- Flynn holding a snake, undated.
- Born: 4 August 1881 Powell Creek Telegraph Station, Northern Territory, Australia
- Died: 31 December 1982 (aged 101)
- Spouse: Tom Flynn (m. 1909)
- Children: 10

= Nellie Flynn =

Australian Aboriginal leader (1881–1982)

Frances Taylor, on left, with her mother Nellie Flynn during the 1961 NT News "Walkabout".

Nellie 'Shotgun' Flynn (4 August 1881 – 31 December 1982) was an Aboriginal Australian who was a matriarch of her family and a community leader.

== Life in the Northern Territory ==

Flynn was born in 1881 at Powell Creek Telegraph Station, just south of Elliott, and was the daughter of Maggie and Lindsay Crawford; her mother was an Aboriginal woman and her father was Māori. Flynn never knew her mother as she died when she was a small child. Relatives where unable to care for Flynn and she began working as a housemaid as a young girl and, eventually, walked to Pine Creek (a distance of almost 600 km) and began working at the Pine Creek Hotel. Flynn only worked there for a short time as she "could not stand the drunks" and was a teetotaller herself. However, it was there that she met her future husband Tom Flynn who was employed on the North Australia Railway at Rum Jungle.

Flynn was only about 145cms tall and Tom was described as an "Irish giant" at 189cms tall.

Flynn's grandson John Scrutton said of the pair that: "[t]he two of them just clicked and the rest is history," and that "[t]hey just adored each other".

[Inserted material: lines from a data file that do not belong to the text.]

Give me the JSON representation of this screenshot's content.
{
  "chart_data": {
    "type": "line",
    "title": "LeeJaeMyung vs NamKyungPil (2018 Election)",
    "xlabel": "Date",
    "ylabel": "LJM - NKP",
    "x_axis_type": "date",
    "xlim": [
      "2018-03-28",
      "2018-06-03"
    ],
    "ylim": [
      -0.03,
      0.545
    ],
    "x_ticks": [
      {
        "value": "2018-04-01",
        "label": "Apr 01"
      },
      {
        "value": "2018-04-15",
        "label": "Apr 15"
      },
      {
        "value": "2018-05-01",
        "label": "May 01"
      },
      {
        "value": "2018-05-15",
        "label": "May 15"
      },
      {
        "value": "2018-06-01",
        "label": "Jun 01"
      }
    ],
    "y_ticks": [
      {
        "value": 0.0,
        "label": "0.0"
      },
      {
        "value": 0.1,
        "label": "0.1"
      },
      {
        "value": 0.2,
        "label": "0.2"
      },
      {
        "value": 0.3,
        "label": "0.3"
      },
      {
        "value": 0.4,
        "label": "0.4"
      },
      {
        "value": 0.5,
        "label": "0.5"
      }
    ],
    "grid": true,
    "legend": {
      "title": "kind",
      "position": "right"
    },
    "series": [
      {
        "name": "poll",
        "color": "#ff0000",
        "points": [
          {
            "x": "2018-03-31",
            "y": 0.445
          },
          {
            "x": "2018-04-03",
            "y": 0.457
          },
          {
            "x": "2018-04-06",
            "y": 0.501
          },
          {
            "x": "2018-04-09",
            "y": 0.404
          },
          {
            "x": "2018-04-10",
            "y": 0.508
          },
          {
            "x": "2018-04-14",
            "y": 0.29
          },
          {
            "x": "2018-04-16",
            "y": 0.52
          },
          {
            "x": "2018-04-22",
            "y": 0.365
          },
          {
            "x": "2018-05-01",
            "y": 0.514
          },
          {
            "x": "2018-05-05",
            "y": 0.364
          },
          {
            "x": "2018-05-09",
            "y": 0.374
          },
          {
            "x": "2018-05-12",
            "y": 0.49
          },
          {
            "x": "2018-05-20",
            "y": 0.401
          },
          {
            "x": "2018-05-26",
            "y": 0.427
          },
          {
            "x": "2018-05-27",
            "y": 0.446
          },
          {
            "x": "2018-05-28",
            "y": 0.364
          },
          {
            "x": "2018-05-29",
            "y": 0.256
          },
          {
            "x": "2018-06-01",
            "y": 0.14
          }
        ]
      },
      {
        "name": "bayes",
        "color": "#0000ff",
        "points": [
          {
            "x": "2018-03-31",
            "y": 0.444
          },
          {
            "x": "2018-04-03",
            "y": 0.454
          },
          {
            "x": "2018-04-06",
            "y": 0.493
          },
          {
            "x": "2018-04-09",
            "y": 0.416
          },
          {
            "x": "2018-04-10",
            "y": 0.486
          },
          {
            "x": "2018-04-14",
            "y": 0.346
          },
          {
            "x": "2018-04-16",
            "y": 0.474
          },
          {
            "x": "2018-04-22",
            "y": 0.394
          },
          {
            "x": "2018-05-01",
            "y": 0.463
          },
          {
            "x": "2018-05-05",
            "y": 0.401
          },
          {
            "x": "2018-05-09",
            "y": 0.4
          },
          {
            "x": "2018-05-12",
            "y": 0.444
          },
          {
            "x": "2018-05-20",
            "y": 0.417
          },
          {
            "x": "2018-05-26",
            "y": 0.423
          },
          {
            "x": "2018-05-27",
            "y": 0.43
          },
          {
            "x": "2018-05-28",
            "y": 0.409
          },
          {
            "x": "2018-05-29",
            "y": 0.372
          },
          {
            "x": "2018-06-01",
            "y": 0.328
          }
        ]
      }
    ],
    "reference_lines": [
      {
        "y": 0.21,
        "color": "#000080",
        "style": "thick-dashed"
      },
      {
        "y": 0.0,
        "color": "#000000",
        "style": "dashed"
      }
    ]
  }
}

They married in October 1909, when a Catholic priest passed through. The ring used was made from gold that Tom found when digging the railway. Their marriage was one of the last interracial marriages in the Northern Territory for some time due to restrictions brought in with the Northern Territory Aboriginals Act 1910.

The couple relocated to Rum Jungle together, where they lived in a railway cottage until Tom built them a home at Rum Jungle Creek. It was an old railway shed that he and his horses pushed up a hill. The couple had 10 children together. Flynn was remembered by many of the locals for walking from her home in Rum Jungle to Batchelor each week for supplies and often carrying large amounts of supplies with her.

During World War II, Flynn and her husband were told to evacuate, but chose to remain at their home. They and their daughters Bessie and Josie were the only civilians to remain in the area. Flynn said that they were well looked after during this period and that the closest they came to seeing anything of the bombing was when the petrol dump at Batchelor was destroyed and the impact threw Tom against the kitchen stove. She also remembered the Army sergeant who told them to never look at the night sky as their faces would reflect the moonlight, and the Japanese would spot them and machine-gun them.

Flynn was given the name 'Shotgun Nellie' from her skill with a rifle. She was fiercely protective of her family and home and often protected them with this gun. In one incident, a passing swagman "started to get a bit cheeky" with Flynn and her daughter, and she wielded the shotgun at him to get him off the property. She made national news in 1969 for wielding her 59-year-old shotgun at a group of boys who had burned down the footbridge at her home.

In 1961, at the age of 80 and in a sparkly gold ankle-length dress, she famously walked 25 km for the NT News Walkabout, a fundraiser organised by Jim Bowditch Despite trailing behind others she vowed: "I'll knock 'em off... I'll leave em dead by the roadside". After completing the walk, as the last over the line, she was rewarded with afternoon tea at Government House.

After the death of her husband, who had become blind many years before, Flynn moved to Darwin and was living in Rapid Creek when Cyclone Tracy hit. After the disaster, Flynn refused to evacuate and hid for three days under some scraps of canvas in her roofless home; she feared that she would never survive the flight south.

In 1981, she received a 100th birthday telegram from Queen Elizabeth II, then-Prime Minister Malcolm Fraser, and many others from around Australia.

Nellie died in 1982 at 101 years old. She was believed to have been the oldest Territorian who had ever lived at that time. It is said that:

She is typical of the Territory's pioneering spirit, the battles who fought tremendous odds to wring a living from an uncompromising and unyielding outback
— Terry Dahlenburg, 1 August 1981

== Legacy ==
Flynn's grandson, John Scrutton, published a storytelling artwork called ‘The Real Map of Batchelor According to Me’ which contains stories about Flynn woven alongside his own memories of life in Batchelor.

== Resources ==
There is a collection of biographical clippings of Flynn available at the National Library of Australia.